I'm interested in investing in the Vanguard Target Retirement Income Fund in my IRA. That fund is made up of 5 funds:
- Total Bond Market II Index Fund Investor Shares (very similar to the Total Bond Market Index Fund)
- Total Stock Market Index Fund Investor Shares
- Short-Term Inflation-Protected Securities Index Fund
- Total International Bond Index Fund
- Total International Stock Index Fund Investor Shares
I have enough money in this account that I could invest in all the Admiral share fund equivalents of these investor shares funds (higher minimum investment but lower expenses) and still keep the same allocation as the income fund. What are the pros/cons of doing this? This is what I see:
The expense ratio of the original fund is 0.16% which amounts to about $200/year for me. Replicating the fund with Admiral shares gives me a weighted expense ratio of 0.0993% which would save me about $79/year in fees. The expense ratio of the income fund is just a passthrough expense (from here: Does the expense ratio of a fund-of-funds include the expense ratios of its holdings?) so I'm not saving an extra level of fees by doing this.

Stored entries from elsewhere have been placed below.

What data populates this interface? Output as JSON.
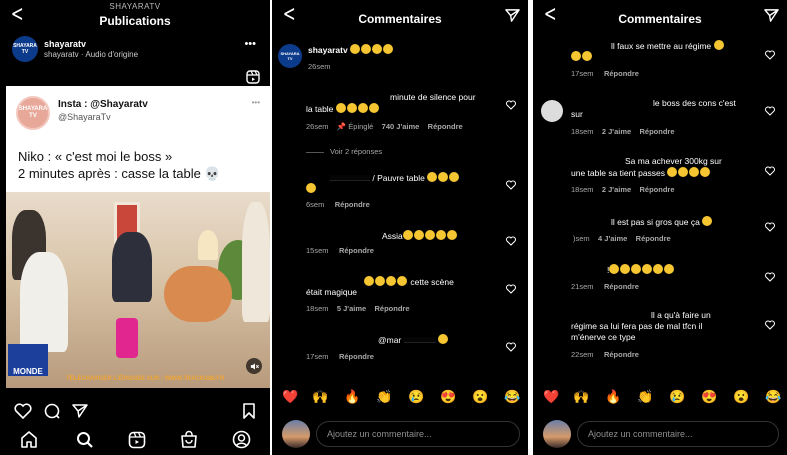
{
  "colors": {
    "bg": "#000000",
    "accent_blue": "#0d3b8c",
    "muted": "#8e8e8e"
  },
  "panel1": {
    "header_subtitle": "SHAYARATV",
    "header_title": "Publications",
    "post_user": "shayaratv",
    "post_audio": "shayaratv · Audio d'origine",
    "more": "•••",
    "card_name": "Insta : @Shayaratv",
    "card_handle": "@ShayaraTv",
    "card_line1": "Niko : « c'est moi le boss »",
    "card_line2": "2 minutes après : casse la table 💀",
    "card_dots": "•••",
    "watermark_left": "MONDE",
    "watermark_right": "TÉLÉCHARGER L'ÉPISODE SUR : WWW.TRACKS88.FR",
    "avatar_text": "SHAYARA TV",
    "tab_icons": [
      "home-icon",
      "search-icon",
      "reels-icon",
      "shop-icon",
      "profile-icon"
    ]
  },
  "panel2": {
    "header_title": "Commentaires",
    "comments": [
      {
        "text": "shayaratv",
        "time": "26sem"
      },
      {
        "text_line1": "minute de silence pour",
        "text_line2": "la table",
        "time": "26sem",
        "pinned": "Épinglé",
        "likes": "740 J'aime",
        "reply": "Répondre"
      },
      {
        "view_replies": "Voir 2 réponses"
      },
      {
        "text": "/ Pauvre table",
        "time": "6sem",
        "reply": "Répondre"
      },
      {
        "text": "Assia",
        "time": "15sem",
        "reply": "Répondre"
      },
      {
        "text_line1": "cette scène",
        "text_line2": "était magique",
        "time": "18sem",
        "likes": "5 J'aime",
        "reply": "Répondre"
      },
      {
        "text": "@mar",
        "time": "17sem",
        "reply": "Répondre"
      }
    ],
    "emojis": [
      "❤️",
      "🙌",
      "🔥",
      "👏",
      "😢",
      "😍",
      "😮",
      "😂"
    ],
    "add_placeholder": "Ajoutez un commentaire..."
  },
  "panel3": {
    "header_title": "Commentaires",
    "comments": [
      {
        "text": "ll faux se mettre au régime",
        "time": "17sem",
        "reply": "Répondre"
      },
      {
        "text_line1": "le boss des cons c'est",
        "text_line2": "sur",
        "time": "18sem",
        "likes": "2 J'aime",
        "reply": "Répondre"
      },
      {
        "text_line1": "Sa ma achever 300kg sur",
        "text_line2": "une table sa tient passes",
        "time": "18sem",
        "likes": "2 J'aime",
        "reply": "Répondre"
      },
      {
        "text": "ll est pas si gros que ça",
        "time": ")sem",
        "likes": "4 J'aime",
        "reply": "Répondre"
      },
      {
        "text": "!",
        "time": "21sem",
        "reply": "Répondre"
      },
      {
        "text_line1": "ll a qu'à faire un",
        "text_line2": "régime sa lui fera pas de mal tfcn il",
        "text_line3": "m'énerve ce type",
        "time": "22sem",
        "reply": "Répondre"
      }
    ],
    "emojis": [
      "❤️",
      "🙌",
      "🔥",
      "👏",
      "😢",
      "😍",
      "😮",
      "😂"
    ],
    "add_placeholder": "Ajoutez un commentaire..."
  }
}
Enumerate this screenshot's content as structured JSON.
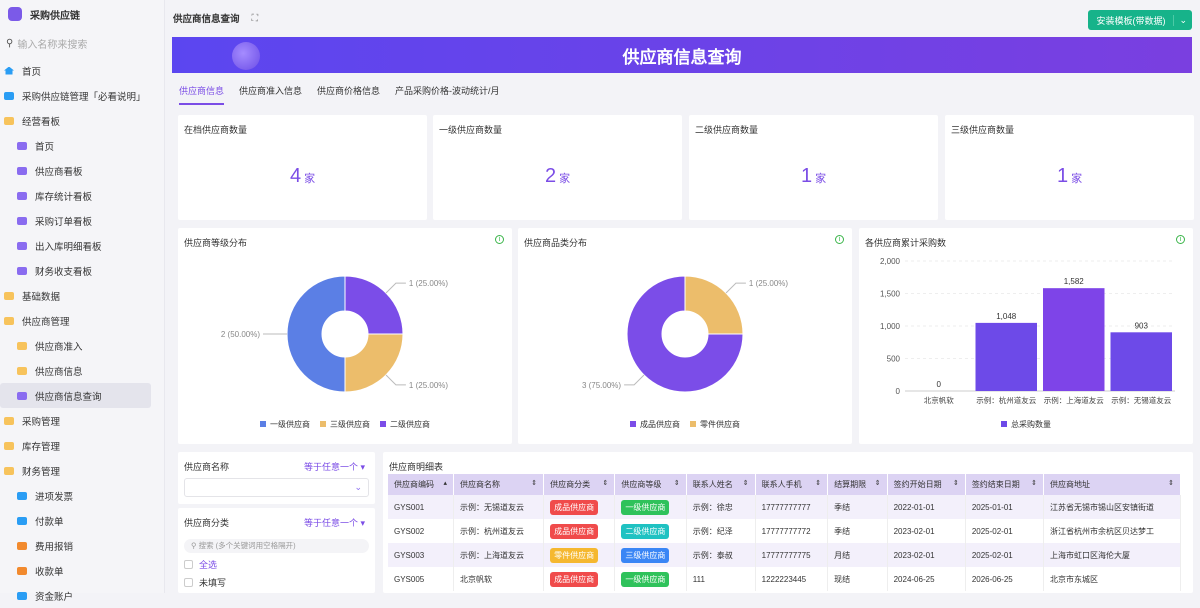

If I wanted to change the allocation a bit, I could (although I doubt I'll realy want to.)
Every quarter, six months, whatever I'd have to rebalance my IRA, while Vanguard would do this for the fund of funds without me needing to.
The US bond fund in the target income portfolio is different from the bond fund available to retail investors but it's still mostly the same so this wouldn't be a PERFECT replication technically.
What else? My question is similar to this one (Do I need to own all the funds my target-date funds owns to mimic it?) but it's a little different because I'm not asking if I need all of the funds, just the pros and cons of doing this replication.